The Complete Short Stories of Evelyn Waugh - Evelyn Waugh [177]
And after the oration came a prodigious luncheon at the University. And after the luncheon he was invested with a Doctorate of International Law. And after the investiture he was put into a bus and driven with Dr. Fe, Dr. Antonic and the Poet, back to Bellacita.
By the direct road the journey took barely five hours. It was not yet midnight when they drove down the brilliant boulevard of the capital city. Little had been said on the road. When they drew up at the Ministry, Dr. Fe said: “So our little expedition is over. I can only hope, Professor, that you have enjoyed it a particle as much as we.” He held out his hand and smiled under the arc-lamps. Dr. Antonic and the Poet collected their modest luggage. “Good-night,” they said. “Good-night. We shall walk from here. The taxis are so expensive—the double fare operates after nine o’clock.”
They walked. Dr. Fe ascended the steps of the Ministry. “Back to work,” he said. “I have had an urgent summons to report to my chief. We work late in the New Neutralia.”
There was nothing furtive about his ascent but it was swift. Scott-King caught him as he was about to enter a lift.
“But, I say, where am I to go?”
“Professor, our humble town is yours. Where would you like to go?”
“Well, I suppose I must go to an hotel. We were at the Ritz before.”

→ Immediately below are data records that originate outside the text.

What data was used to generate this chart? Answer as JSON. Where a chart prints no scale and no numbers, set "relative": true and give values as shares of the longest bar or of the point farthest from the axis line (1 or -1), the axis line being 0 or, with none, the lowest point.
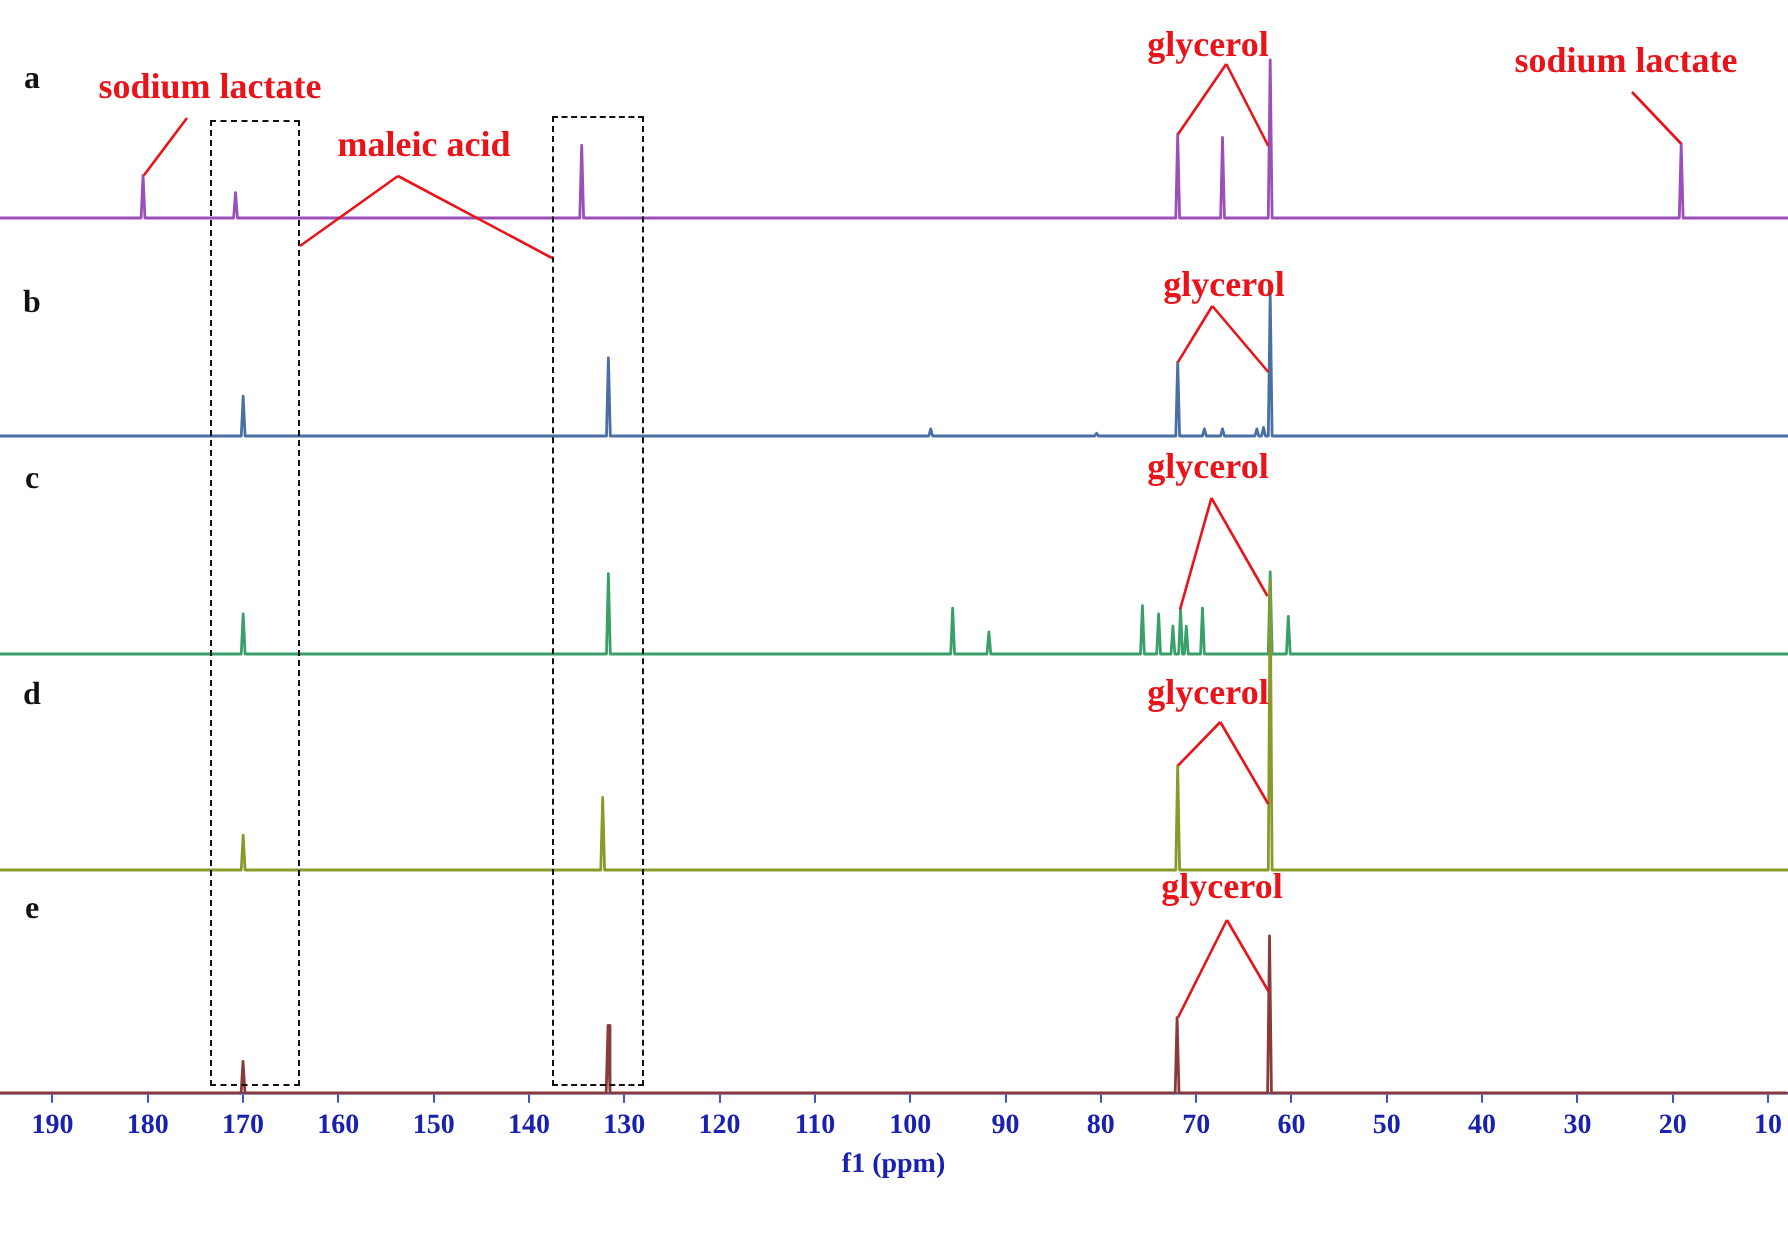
{
  "chart_data": [
    {
      "type": "line",
      "relative": true,
      "color": "#9b4fb8",
      "xlim": [
        195.5,
        8
      ],
      "tick_labels": false,
      "x": [
        195.5,
        180.7,
        180.5,
        180.3,
        171,
        170.8,
        170.6,
        134.7,
        134.5,
        134.3,
        72.2,
        72,
        71.8,
        67.5,
        67.3,
        67.1,
        62.5,
        62.3,
        62.1,
        19.4,
        19.2,
        19,
        8
      ],
      "values": [
        0,
        0,
        0.27,
        0,
        0,
        0.16,
        0,
        0,
        0.46,
        0,
        0,
        0.53,
        0,
        0,
        0.51,
        0,
        0,
        1,
        0,
        0,
        0.47,
        0,
        0
      ],
      "annotations": [
        "a",
        {
          "text": "sodium lactate",
          "x": 180.5,
          "y": 0.27
        },
        "maleic acid",
        {
          "text": "glycerol",
          "x": 72,
          "y": 0.53
        },
        {
          "text": "sodium lactate",
          "x": 19.2,
          "y": 0.47
        }
      ]
    },
    {
      "type": "line",
      "relative": true,
      "color": "#4a6fa5",
      "xlim": [
        195.5,
        8
      ],
      "tick_labels": false,
      "x": [
        195.5,
        170.2,
        170,
        169.8,
        131.9,
        131.7,
        131.5,
        98.1,
        97.9,
        97.7,
        80.7,
        80.5,
        80.3,
        72.2,
        72,
        71.8,
        69.4,
        69.2,
        69,
        67.5,
        67.3,
        67.1,
        63.9,
        63.7,
        63.5,
        63.2,
        63,
        62.8,
        62.5,
        62.3,
        62.1,
        8
      ],
      "values": [
        0,
        0,
        0.28,
        0,
        0,
        0.55,
        0,
        0,
        0.05,
        0,
        0,
        0.02,
        0,
        0,
        0.52,
        0,
        0,
        0.05,
        0,
        0,
        0.05,
        0,
        0,
        0.05,
        0,
        0,
        0.06,
        0,
        0,
        1,
        0,
        0
      ],
      "annotations": [
        "b",
        {
          "text": "glycerol",
          "x": 72,
          "y": 0.52
        }
      ]
    },
    {
      "type": "line",
      "relative": true,
      "color": "#3aa06a",
      "xlim": [
        195.5,
        8
      ],
      "tick_labels": false,
      "x": [
        195.5,
        170.2,
        170,
        169.8,
        131.9,
        131.7,
        131.5,
        95.8,
        95.6,
        95.4,
        92,
        91.8,
        91.6,
        75.9,
        75.7,
        75.5,
        74.2,
        74,
        73.8,
        72.7,
        72.5,
        72.3,
        71.9,
        71.7,
        71.5,
        71.3,
        71.1,
        70.9,
        69.6,
        69.4,
        69.2,
        62.5,
        62.3,
        62.1,
        60.6,
        60.4,
        60.2,
        8
      ],
      "values": [
        0,
        0,
        0.49,
        0,
        0,
        0.98,
        0,
        0,
        0.56,
        0,
        0,
        0.27,
        0,
        0,
        0.59,
        0,
        0,
        0.49,
        0,
        0,
        0.34,
        0,
        0,
        0.54,
        0,
        0,
        0.34,
        0,
        0,
        0.56,
        0,
        0,
        1,
        0,
        0,
        0.46,
        0,
        0
      ],
      "annotations": [
        "c",
        {
          "text": "glycerol",
          "x": 71.7,
          "y": 0.54
        }
      ]
    },
    {
      "type": "line",
      "relative": true,
      "color": "#8a9a2a",
      "xlim": [
        195.5,
        8
      ],
      "tick_labels": false,
      "x": [
        195.5,
        170.2,
        170,
        169.8,
        132.5,
        132.3,
        132.1,
        72.2,
        72,
        71.8,
        62.5,
        62.3,
        62.1,
        8
      ],
      "values": [
        0,
        0,
        0.12,
        0,
        0,
        0.25,
        0,
        0,
        0.36,
        0,
        0,
        1,
        0,
        0
      ],
      "annotations": [
        "d",
        {
          "text": "glycerol",
          "x": 72,
          "y": 0.36
        }
      ]
    },
    {
      "type": "line",
      "relative": true,
      "color": "#8b3a3a",
      "xlim": [
        195.5,
        8
      ],
      "tick_labels": "x",
      "xlabel": "f1 (ppm)",
      "xticks": [
        190,
        180,
        170,
        160,
        150,
        140,
        130,
        120,
        110,
        100,
        90,
        80,
        70,
        60,
        50,
        40,
        30,
        20,
        10
      ],
      "x": [
        195.5,
        170.2,
        170,
        169.8,
        131.9,
        131.7,
        131.5,
        72.2,
        72,
        71.8,
        62.5,
        62.3,
        62.1,
        8
      ],
      "values": [
        0,
        0,
        0.2,
        0,
        0,
        0.43,
        0,
        0,
        0.48,
        0,
        0,
        1,
        0,
        0
      ],
      "annotations": [
        "e",
        {
          "text": "glycerol",
          "x": 72,
          "y": 0.48
        }
      ]
    }
  ]
}
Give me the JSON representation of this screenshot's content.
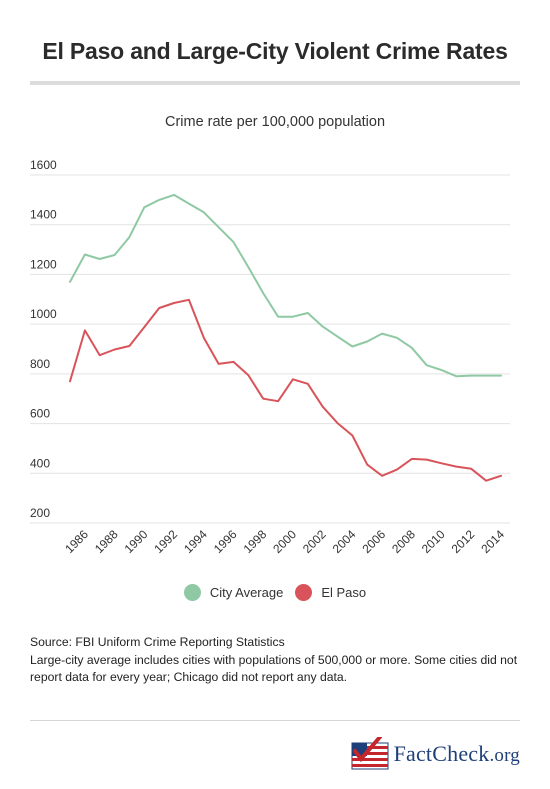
{
  "title": "El Paso and Large-City Violent Crime Rates",
  "subtitle": "Crime rate per 100,000 population",
  "legend": [
    {
      "label": "City Average",
      "color": "#8fc9a3"
    },
    {
      "label": "El Paso",
      "color": "#d9545a"
    }
  ],
  "source": {
    "line1": "Source: FBI Uniform Crime Reporting Statistics",
    "line2": "Large-city average includes cities with populations of 500,000 or more. Some cities did not report data for every year; Chicago did not report any data."
  },
  "logo": {
    "text_main": "FactCheck",
    "text_suffix": ".org",
    "icon": "flag-check-logo"
  },
  "chart_data": {
    "type": "line",
    "x": [
      1985,
      1986,
      1987,
      1988,
      1989,
      1990,
      1991,
      1992,
      1993,
      1994,
      1995,
      1996,
      1997,
      1998,
      1999,
      2000,
      2001,
      2002,
      2003,
      2004,
      2005,
      2006,
      2007,
      2008,
      2009,
      2010,
      2011,
      2012,
      2013,
      2014
    ],
    "xticks": [
      "1986",
      "1988",
      "1990",
      "1992",
      "1994",
      "1996",
      "1998",
      "2000",
      "2002",
      "2004",
      "2006",
      "2008",
      "2010",
      "2012",
      "2014"
    ],
    "yticks": [
      "200",
      "400",
      "600",
      "800",
      "1000",
      "1200",
      "1400",
      "1600"
    ],
    "ylim": [
      200,
      1600
    ],
    "grid": true,
    "series": [
      {
        "name": "City Average",
        "color": "#8fc9a3",
        "values": [
          1170,
          1280,
          1262,
          1278,
          1350,
          1470,
          1500,
          1520,
          1485,
          1450,
          1390,
          1330,
          1230,
          1125,
          1030,
          1030,
          1045,
          990,
          950,
          910,
          930,
          962,
          945,
          905,
          835,
          815,
          790,
          793,
          793,
          793
        ]
      },
      {
        "name": "El Paso",
        "color": "#d9545a",
        "values": [
          770,
          975,
          875,
          898,
          912,
          988,
          1065,
          1085,
          1098,
          945,
          840,
          848,
          795,
          700,
          690,
          778,
          760,
          668,
          602,
          552,
          435,
          390,
          415,
          458,
          455,
          440,
          427,
          418,
          370,
          390
        ]
      }
    ]
  }
}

“I am sure you will be comfortable there. Tell the porter to get you a taxi and see he does not try to overcharge you. Double fare but not more.”
“But I shall see you tomorrow?”
“I hope very often.”
Dr. Fe bowed and the doors of the lift shut upon his bow and his smile.
There was in his manner something more than the reserve proper to a man of delicate feeling who had in emotion revealed too much of himself.
IV
Officially,” said Mr. Horace Smudge, “we don’t even know you’re here.”
He gazed at Scott-King through hexagonal spectacles across the Pending Tray and twiddled a new-fangled fountain pen; a multiplicity of pencils protruding from his breast pocket and his face seemed to suggest that he expected one of the telephones on his desk to ring at any moment with a message about something far more important than the matter under discussion; he was for all the world, Scott-King thought, like the clerk in the food office at Granchester.
Scott-King’s life had been lived far from chanceries, but once, very many years ago at Stockholm, he had been asked to luncheon, by mistake for someone else, at the British Embassy. Sir Samson Courtenay had been chargé d’affaires at the time and Scott-King gratefully recalled the air of nonchalant benevolence with which he had received a callow undergraduate where he had expected a Cabinet Minister. Sir Samson had not gone far in his profession but for one man at least, for Scott-King, he remained the fixed type of English diplomat.
Smudge was not as Sir Samson; he was the child of sterner circumstances and a more recent theory of public service; no uncle had put in a bland word for Smudge in high places; honest toil, a clear head in the examination room, a genuine enthusiasm for Commercial Geography, had brought him to his present position as second secretary at Bellacita. “You’ve no conception,” said Smudge, “what a time we have with Priorities. I’ve had to put the Ambassadress off the plane twice, at the last moment, to make room for I.C.I. men. As it is I have four electrical engineers, two British Council lecturers and a trades unionist all wanting passages. Officially we have not heard of Bellorius. The Neutralians brought you here. It’s their business to get you back.”
“I’ve been to them twice a day for three days. The man who organized everything, Dr. Fe, seems to have left the Ministry.”
“You could always go by train, of course. It takes a little time but it would probably be quicker in the end. I presume you have all the necessary visas?”
“No. How long would they take to get?”
“Perhaps three weeks, perhaps longer. It’s the Inter-Allied Zone Authority which holds things up.